Ah, Jeanette Eaton, you writer of juvenile biographies, you. We meet again! This time her subject is one of great interest to me, Roger Williams. Since I moved to Rhode Island for graduate school, I missed out on the local history lessons that the long-time residents received in public school. But *everything* down here is all about Roger Williams (there's a university, I'm just a quick drive from the park and the zoo it contains). . . you can't visit Rhode Island without tripping over the man.
Lone Journey does an excellent job of describing pertinent events in the childhood and youth of Roger Williams that led him to his eventual place of influence in the colonies. As a young child, he was raised Anglican, as was proper. It was believed at the time that it was absolutely necessary that religious and state authority be unified, and one used to enforce the other, to maintain power and influence. But Roger soon saw how the civil government and the church corrupted each other, and waged war against decent people (often other Christians, especially Puritans) for their refusal to conform. Despite the disapproval of his parents, Roger also became a member of the Puritan faith and went to study under a prominent lawyer. Here, also, he discovered firsthand how the King and other politicians used his influence to force the church to sanction their own immoral acts. Eventually becoming outspoken in his own right, Roger fled to the colonies to avoid prosecution in England for his beliefs.
He had hoped to find new freedoms in a new land, but found to his disappointment the powers that be (in this case, the heads of the Massachusetts Bay Company) were recreating exactly the same power structure that existed at home. Men were imprisoned for refusing to attend church services, and those of minority Christian faiths were being persecuted and exiled (and, in later years, executed). Roger Williams was of the firm conviction that civil law should only address civil matters, and that matters of religious faith and belief should be left to the individual to freely express. He founded his own colony in Providence, as well as the islands in Narragansett Bay, and welcomed people of all faiths, including Quakers, which were being exiled from Massachusetts, and Jews, which were being cast out of Europe.
Part of the reason for his success in his colony is that he was a genuine and honest man, who dealt honestly with his peers, and with the native tribes that surrounded him. He always brokered fair trades, paid for land with fair currency, and was often relied on to mediate disputes amongst tribes, or between tribes and other white men.
It is interesting to note that Roger Williams seemed to have a great fondness for Native American tribes (going so far as to publish a language reference which is still available today), but did not see it as his mission field to try to convert them to Christianity.

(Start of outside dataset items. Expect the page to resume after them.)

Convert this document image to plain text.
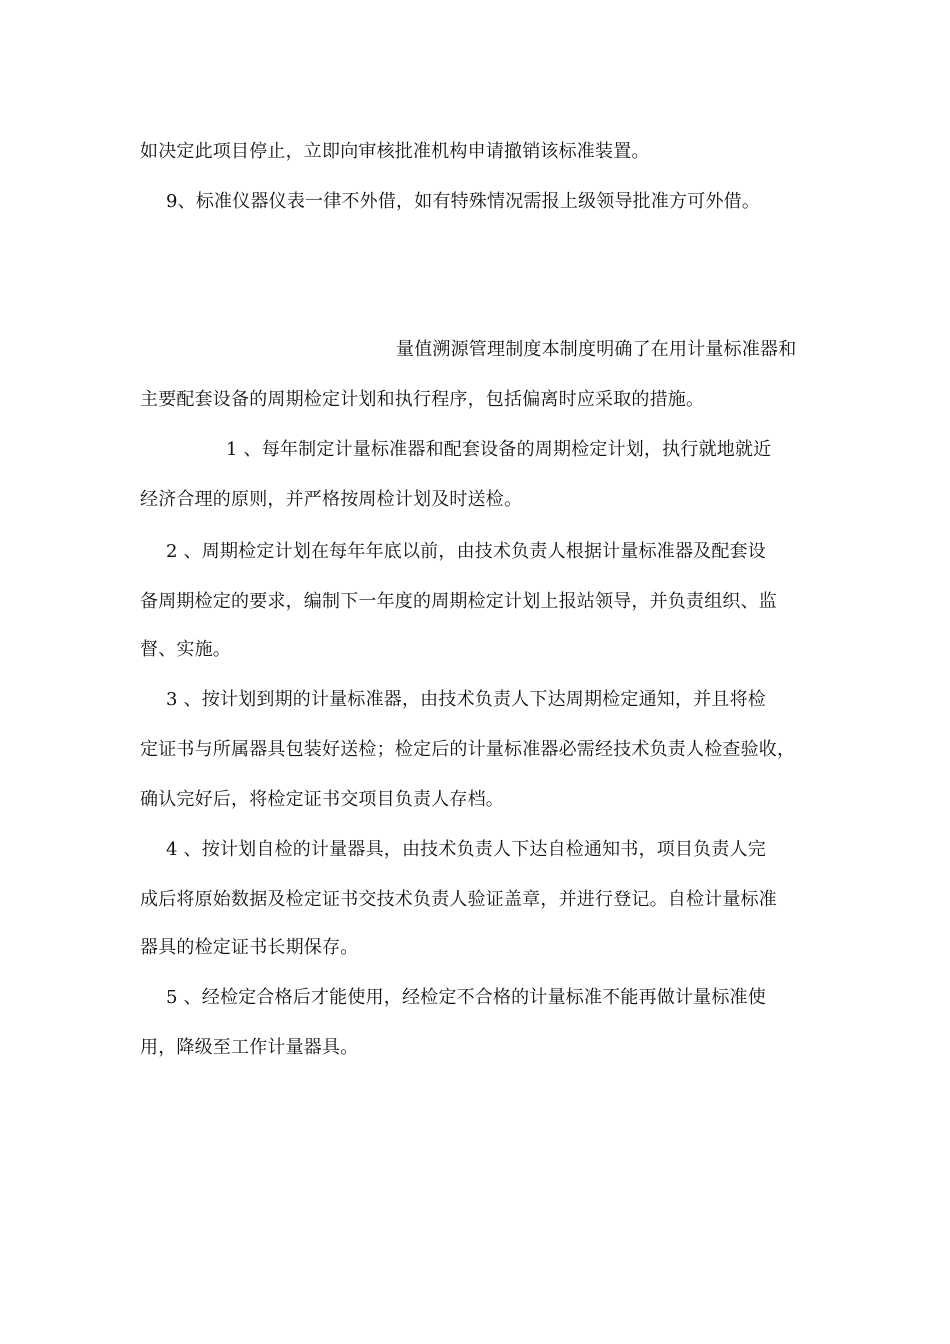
如决定此项目停止，立即向审核批准机构申请撤销该标准装置。
9、标准仪器仪表一律不外借，如有特殊情况需报上级领导批准方可外借。
量值溯源管理制度本制度明确了在用计量标准器和
主要配套设备的周期检定计划和执行程序，包括偏离时应采取的措施。
1 、每年制定计量标准器和配套设备的周期检定计划，执行就地就近
经济合理的原则，并严格按周检计划及时送检。
2 、周期检定计划在每年年底以前，由技术负责人根据计量标准器及配套设
备周期检定的要求，编制下一年度的周期检定计划上报站领导，并负责组织、监
督、实施。
3 、按计划到期的计量标准器，由技术负责人下达周期检定通知，并且将检
定证书与所属器具包装好送检；检定后的计量标准器必需经技术负责人检查验收，
确认完好后，将检定证书交项目负责人存档。
4 、按计划自检的计量器具，由技术负责人下达自检通知书，项目负责人完
成后将原始数据及检定证书交技术负责人验证盖章，并进行登记。自检计量标准
器具的检定证书长期保存。
5 、经检定合格后才能使用，经检定不合格的计量标准不能再做计量标准使
用，降级至工作计量器具。
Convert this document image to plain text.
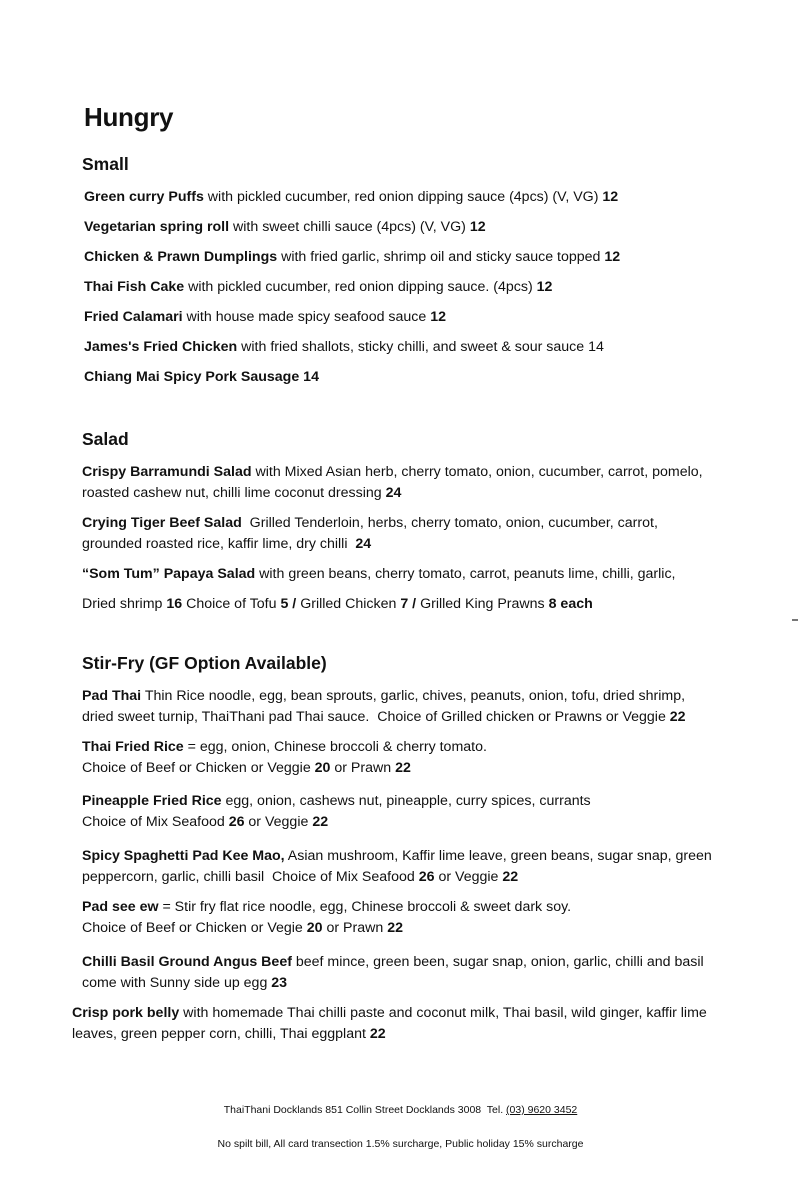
Hungry
Small
Green curry Puffs with pickled cucumber, red onion dipping sauce (4pcs) (V, VG) 12
Vegetarian spring roll with sweet chilli sauce (4pcs) (V, VG) 12
Chicken & Prawn Dumplings with fried garlic, shrimp oil and sticky sauce topped 12
Thai Fish Cake with pickled cucumber, red onion dipping sauce. (4pcs) 12
Fried Calamari with house made spicy seafood sauce 12
James's Fried Chicken with fried shallots, sticky chilli, and sweet & sour sauce 14
Chiang Mai Spicy Pork Sausage 14
Salad
Crispy Barramundi Salad with Mixed Asian herb, cherry tomato, onion, cucumber, carrot, pomelo,
roasted cashew nut, chilli lime coconut dressing 24
Crying Tiger Beef Salad  Grilled Tenderloin, herbs, cherry tomato, onion, cucumber, carrot,
grounded roasted rice, kaffir lime, dry chilli  24
“Som Tum” Papaya Salad with green beans, cherry tomato, carrot, peanuts lime, chilli, garlic,
Dried shrimp 16 Choice of Tofu 5 / Grilled Chicken 7 / Grilled King Prawns 8 each
Stir-Fry (GF Option Available)
Pad Thai Thin Rice noodle, egg, bean sprouts, garlic, chives, peanuts, onion, tofu, dried shrimp,
dried sweet turnip, ThaiThani pad Thai sauce.  Choice of Grilled chicken or Prawns or Veggie 22
Thai Fried Rice = egg, onion, Chinese broccoli & cherry tomato.
Choice of Beef or Chicken or Veggie 20 or Prawn 22
Pineapple Fried Rice egg, onion, cashews nut, pineapple, curry spices, currants
Choice of Mix Seafood 26 or Veggie 22
Spicy Spaghetti Pad Kee Mao, Asian mushroom, Kaffir lime leave, green beans, sugar snap, green
peppercorn, garlic, chilli basil  Choice of Mix Seafood 26 or Veggie 22
Pad see ew = Stir fry flat rice noodle, egg, Chinese broccoli & sweet dark soy.
Choice of Beef or Chicken or Vegie 20 or Prawn 22
Chilli Basil Ground Angus Beef beef mince, green been, sugar snap, onion, garlic, chilli and basil
come with Sunny side up egg 23
Crisp pork belly with homemade Thai chilli paste and coconut milk, Thai basil, wild ginger, kaffir lime
leaves, green pepper corn, chilli, Thai eggplant 22
ThaiThani Docklands 851 Collin Street Docklands 3008  Tel. (03) 9620 3452
No spilt bill, All card transection 1.5% surcharge, Public holiday 15% surcharge
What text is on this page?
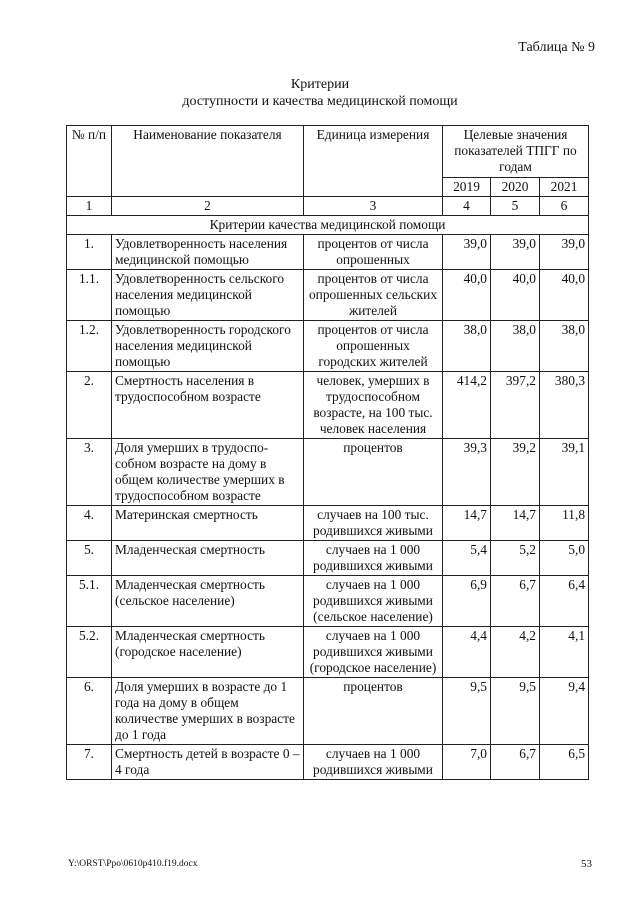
Таблица № 9
Критерии
доступности и качества медицинской помощи
№ п/п	Наименование показателя	Единица измерения	Целевые значения показателей ТПГГ по годам		
			2019	2020	2021
1	2	3	4	5	6
Критерии качества медицинской помощи					
1.	Удовлетворенность населения медицинской помощью	процентов от числа опрошенных	39,0	39,0	39,0
1.1.	Удовлетворенность сельского населения медицинской помощью	процентов от числа опрошенных сельских жителей	40,0	40,0	40,0
1.2.	Удовлетворенность городского населения медицинской помощью	процентов от числа опрошенных городских жителей	38,0	38,0	38,0
2.	Смертность населения в трудоспособном возрасте	человек, умерших в трудоспособном возрасте, на 100 тыс. человек населения	414,2	397,2	380,3
3.	Доля умерших в трудоспо-собном возрасте на дому в общем количестве умерших в трудоспособном возрасте	процентов	39,3	39,2	39,1
4.	Материнская смертность	случаев на 100 тыс. родившихся живыми	14,7	14,7	11,8
5.	Младенческая смертность	случаев на 1 000 родившихся живыми	5,4	5,2	5,0
5.1.	Младенческая смертность (сельское население)	случаев на 1 000 родившихся живыми (сельское население)	6,9	6,7	6,4
5.2.	Младенческая смертность (городское население)	случаев на 1 000 родившихся живыми (городское население)	4,4	4,2	4,1
6.	Доля умерших в возрасте до 1 года на дому в общем количестве умерших в возрасте до 1 года	процентов	9,5	9,5	9,4
7.	Смертность детей в возрасте 0 – 4 года	случаев на 1 000 родившихся живыми	7,0	6,7	6,5
Y:\ORST\Ppo\0610p410.f19.docx	53
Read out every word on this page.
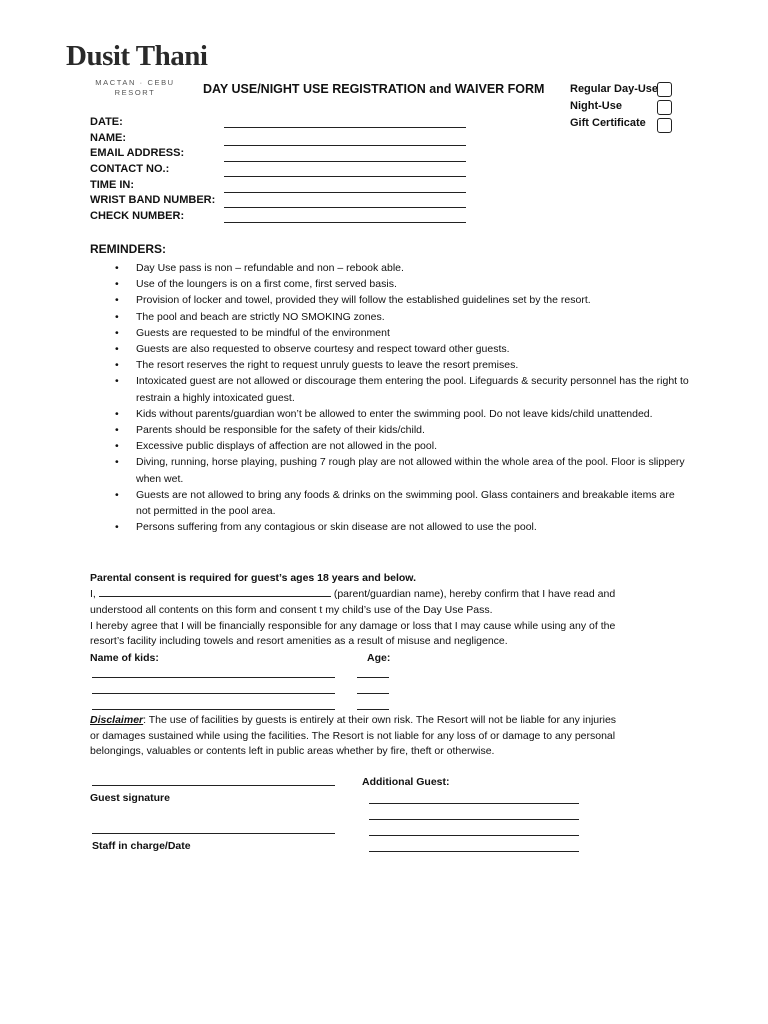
Dusit Thani
MACTAN · CEBU
RESORT	DAY USE/NIGHT USE REGISTRATION and WAIVER FORM Regular Day-Use
Night-Use
Gift Certificate
DATE:
NAME:
EMAIL ADDRESS:
CONTACT NO.:
TIME IN:
WRIST BAND NUMBER:
CHECK NUMBER:
REMINDERS:
• Day Use pass is non – refundable and non – rebook able.
• Use of the loungers is on a first come, first served basis.
• Provision of locker and towel, provided they will follow the established guidelines set by the resort.
• The pool and beach are strictly NO SMOKING zones.
• Guests are requested to be mindful of the environment
• Guests are also requested to observe courtesy and respect toward other guests.
• The resort reserves the right to request unruly guests to leave the resort premises.
• Intoxicated guest are not allowed or discourage them entering the pool. Lifeguards & security personnel has the right to restrain a highly intoxicated guest.
• Kids without parents/guardian won’t be allowed to enter the swimming pool. Do not leave kids/child unattended.
• Parents should be responsible for the safety of their kids/child.
• Excessive public displays of affection are not allowed in the pool.
• Diving, running, horse playing, pushing 7 rough play are not allowed within the whole area of the pool. Floor is slippery when wet.
• Guests are not allowed to bring any foods & drinks on the swimming pool. Glass containers and breakable items are not permitted in the pool area.
• Persons suffering from any contagious or skin disease are not allowed to use the pool.
Parental consent is required for guest’s ages 18 years and below.
I,	(parent/guardian name), hereby confirm that I have read and
understood all contents on this form and consent t my child’s use of the Day Use Pass.
I hereby agree that I will be financially responsible for any damage or loss that I may cause while using any of the
resort’s facility including towels and resort amenities as a result of misuse and negligence.
Name of kids:	Age:
Disclaimer: The use of facilities by guests is entirely at their own risk. The Resort will not be liable for any injuries
or damages sustained while using the facilities. The Resort is not liable for any loss of or damage to any personal
belongings, valuables or contents left in public areas whether by fire, theft or otherwise.
Guest signature
Staff in charge/Date
Additional Guest:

He felt that it would be hypocritical to encourage him to join the white man's faith, when the white men were behaving so abominably and in direct opposition to what they claimed to believe. Instead, he lived his own faith through his actions.
Finally, the last tidbit that made this book especially fun for me was getting to meet the people who various places in Rhode Island are named for. Makes me feel like I kind of know where I am!